Highly deformable titanium for implantology applications

Among all metallic biomaterials pure titanium is currently the best material for various types of implants. Very good biotolerance of titanium in the environment of a living organism causes the process of osteointegration (bone tissue fusion with the titanium surface of the implant). This element has a high affinity for oxygen, so on its surface a passive layer of TiO2 is easily formed, which protects against corrosion. Due to its low strength properties and high plasticity, pure titanium is rarely used as an implant material. Therefore, titanium alloys are commonly used, which are characterized by higher strength due to alloying additives. Unfortunately, at the same time they deteriorate corrosion resistance and are not indifferent to human health. A popular titanium alloy used in orthopedics is, for example, Ti-6Al-4V. The vanadium in it passes into the surrounding tissues and has cytotoxic properties. In addition, Staphylococcus epidermie bacteria, which are settled on the surface of mechanically polished Ti-6Al-4V alloy, accumulate in large numbers in areas with high vanadium concentration and can cause infections at the implant/tissue interface. Efforts are also being made to eliminate aluminum in titanium alloys because this alloying additive causes muscle pain, softens bone, damages nerve cells, and results in dementia-like brain disorders.
The fabrication of a nanostructure in pure titanium makes it possible to obtain a material with strength properties at the level of titanium alloy, while retaining the advantages of pure titanium. Nanotitanium is therefore an extremely attractive material for use in the manufacture of highly stressed implants.
The characteristic feature of the HE process is the generation of the so-called fibrous structure characterized by elongated grains in the direction of the axis of the extruded bar. This results in anisotropy of mechanical properties of the material after the deformation process in mutually perpendicular directions, Fig.2.

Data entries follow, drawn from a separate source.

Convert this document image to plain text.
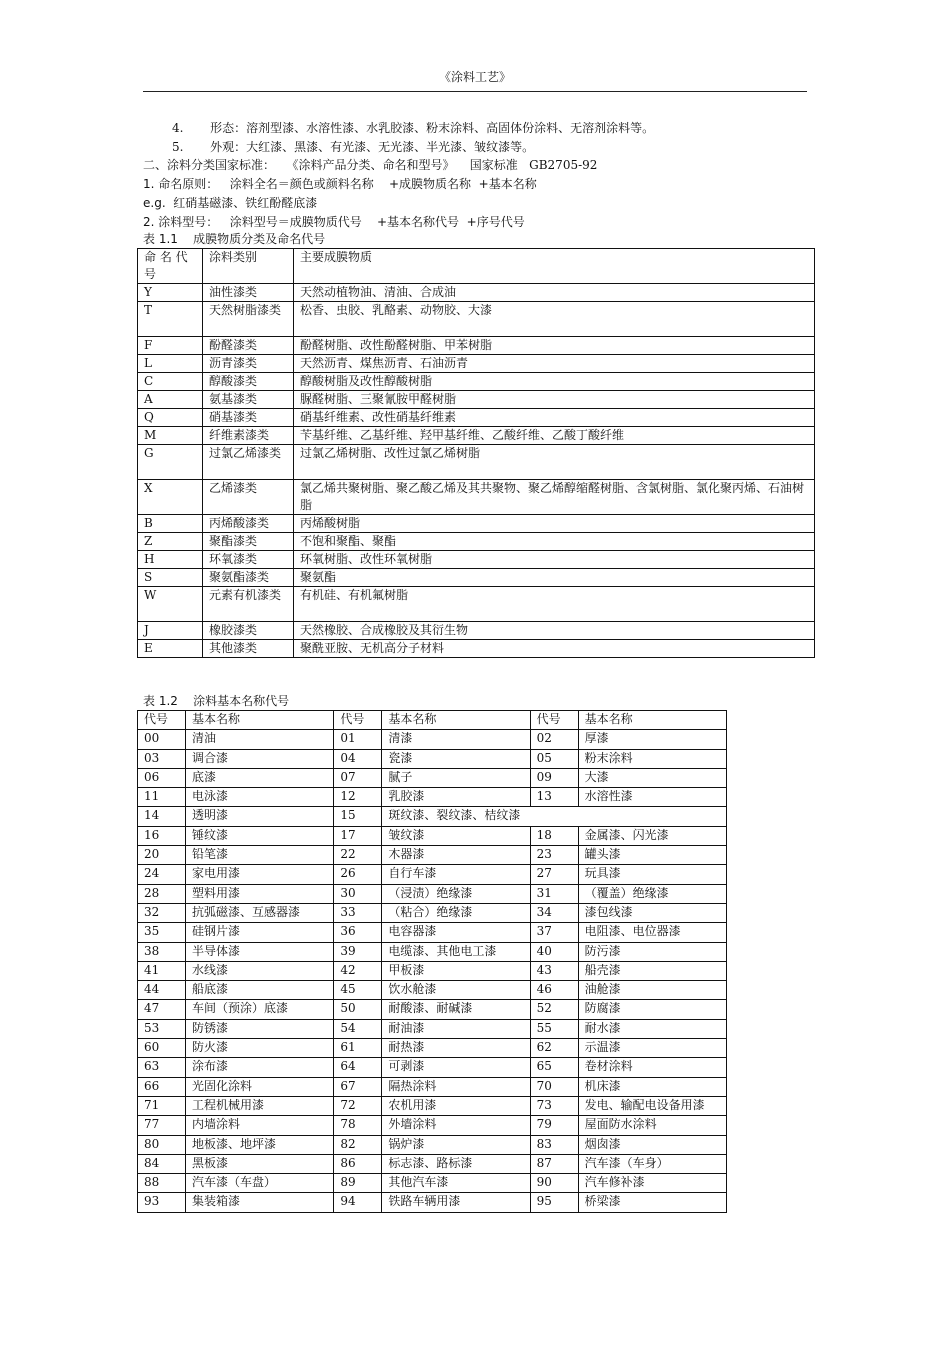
《涂料工艺》
4. 形态：溶剂型漆、水溶性漆、水乳胶漆、粉末涂料、高固体份涂料、无溶剂涂料等。
5. 外观：大红漆、黑漆、有光漆、无光漆、半光漆、皱纹漆等。
二、涂料分类国家标准：   《涂料产品分类、命名和型号》    国家标准   GB2705-92
1. 命名原则：   涂料全名＝颜色或颜料名称    +成膜物质名称  +基本名称
e.g.  红硝基磁漆、铁红酚醛底漆
2. 涂料型号：   涂料型号＝成膜物质代号    +基本名称代号  +序号代号
表 1.1    成膜物质分类及命名代号
命 名 代号	涂料类别	主要成膜物质
Y	油性漆类	天然动植物油、清油、合成油
T	天然树脂漆类	松香、虫胶、乳酪素、动物胶、大漆
F	酚醛漆类	酚醛树脂、改性酚醛树脂、甲苯树脂
L	沥青漆类	天然沥青、煤焦沥青、石油沥青
C	醇酸漆类	醇酸树脂及改性醇酸树脂
A	氨基漆类	脲醛树脂、三聚氰胺甲醛树脂
Q	硝基漆类	硝基纤维素、改性硝基纤维素
M	纤维素漆类	苄基纤维、乙基纤维、羟甲基纤维、乙酸纤维、乙酸丁酸纤维
G	过氯乙烯漆类	过氯乙烯树脂、改性过氯乙烯树脂
X	乙烯漆类	氯乙烯共聚树脂、聚乙酸乙烯及其共聚物、聚乙烯醇缩醛树脂、含氯树脂、氯化聚丙烯、石油树脂
B	丙烯酸漆类	丙烯酸树脂
Z	聚酯漆类	不饱和聚酯、聚酯
H	环氧漆类	环氧树脂、改性环氧树脂
S	聚氨酯漆类	聚氨酯
W	元素有机漆类	有机硅、有机氟树脂
J	橡胶漆类	天然橡胶、合成橡胶及其衍生物
E	其他漆类	聚酰亚胺、无机高分子材料
表 1.2    涂料基本名称代号
代号	基本名称	代号	基本名称	代号	基本名称
00	清油	01	清漆	02	厚漆
03	调合漆	04	瓷漆	05	粉末涂料
06	底漆	07	腻子	09	大漆
11	电泳漆	12	乳胶漆	13	水溶性漆
14	透明漆	15	斑纹漆、裂纹漆、桔纹漆		
16	锤纹漆	17	皱纹漆	18	金属漆、闪光漆
20	铅笔漆	22	木器漆	23	罐头漆
24	家电用漆	26	自行车漆	27	玩具漆
28	塑料用漆	30	（浸渍）绝缘漆	31	（覆盖）绝缘漆
32	抗弧磁漆、互感器漆	33	（粘合）绝缘漆	34	漆包线漆
35	硅钢片漆	36	电容器漆	37	电阻漆、电位器漆
38	半导体漆	39	电缆漆、其他电工漆	40	防污漆
41	水线漆	42	甲板漆	43	船壳漆
44	船底漆	45	饮水舱漆	46	油舱漆
47	车间（预涂）底漆	50	耐酸漆、耐碱漆	52	防腐漆
53	防锈漆	54	耐油漆	55	耐水漆
60	防火漆	61	耐热漆	62	示温漆
63	涂布漆	64	可剥漆	65	卷材涂料
66	光固化涂料	67	隔热涂料	70	机床漆
71	工程机械用漆	72	农机用漆	73	发电、输配电设备用漆
77	内墙涂料	78	外墙涂料	79	屋面防水涂料
80	地板漆、地坪漆	82	锅炉漆	83	烟囱漆
84	黑板漆	86	标志漆、路标漆	87	汽车漆（车身）
88	汽车漆（车盘）	89	其他汽车漆	90	汽车修补漆
93	集装箱漆	94	铁路车辆用漆	95	桥梁漆
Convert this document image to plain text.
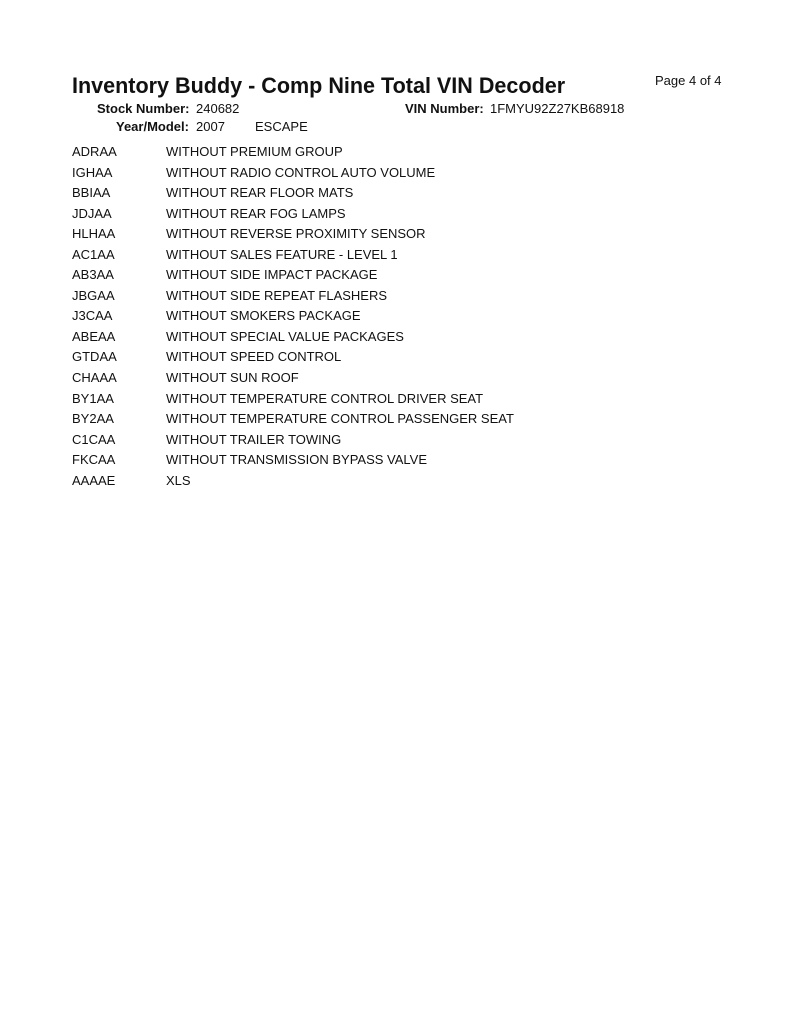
Inventory Buddy - Comp Nine Total VIN Decoder	Page 4 of 4
Stock Number: 240682	VIN Number: 1FMYU92Z27KB68918
Year/Model: 2007 ESCAPE
ADRAA	WITHOUT PREMIUM GROUP
IGHAA	WITHOUT RADIO CONTROL AUTO VOLUME
BBIAA	WITHOUT REAR FLOOR MATS
JDJAA	WITHOUT REAR FOG LAMPS
HLHAA	WITHOUT REVERSE PROXIMITY SENSOR
AC1AA	WITHOUT SALES FEATURE - LEVEL 1
AB3AA	WITHOUT SIDE IMPACT PACKAGE
JBGAA	WITHOUT SIDE REPEAT FLASHERS
J3CAA	WITHOUT SMOKERS PACKAGE
ABEAA	WITHOUT SPECIAL VALUE PACKAGES
GTDAA	WITHOUT SPEED CONTROL
CHAAA	WITHOUT SUN ROOF
BY1AA	WITHOUT TEMPERATURE CONTROL DRIVER SEAT
BY2AA	WITHOUT TEMPERATURE CONTROL PASSENGER SEAT
C1CAA	WITHOUT TRAILER TOWING
FKCAA	WITHOUT TRANSMISSION BYPASS VALVE
AAAAE	XLS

In turn, a characteristic feature of the ECAP process is the non-uniform distribution of plastic deformation and shear stresses in the deformation zone, which promotes structural and mechanical heterogeneity of the deformed materials. The application of the ECAP method, as a preliminary plastic processing, will allow the microstructure of titanium to be fragmented before the hydrostatic extrusion process. The change of the deformation mechanism from pure shear in the ECAP process to the state of complex stresses including biaxial compression and uniaxial tension in the HE process will influence the homogeneity of the microstructure in the final product limiting the phenomenon of morphological texture and related anisotropy of mechanical properties.

Thanks to the technology applied in the project, the developed material for medical devices will be distinguished by its high mechanical strength, isotropic structure, biocompatibility and lack of harmful alloying elements such as aluminum, vanadium or niobium. The increased strength of the material, obtained through a complex plastic processing, will allow to reduce e.g. the diameter of screws used in implantology, and thus contribute to the reduction of the diameter of holes drilled in the bone, which are necessary for fixing implants.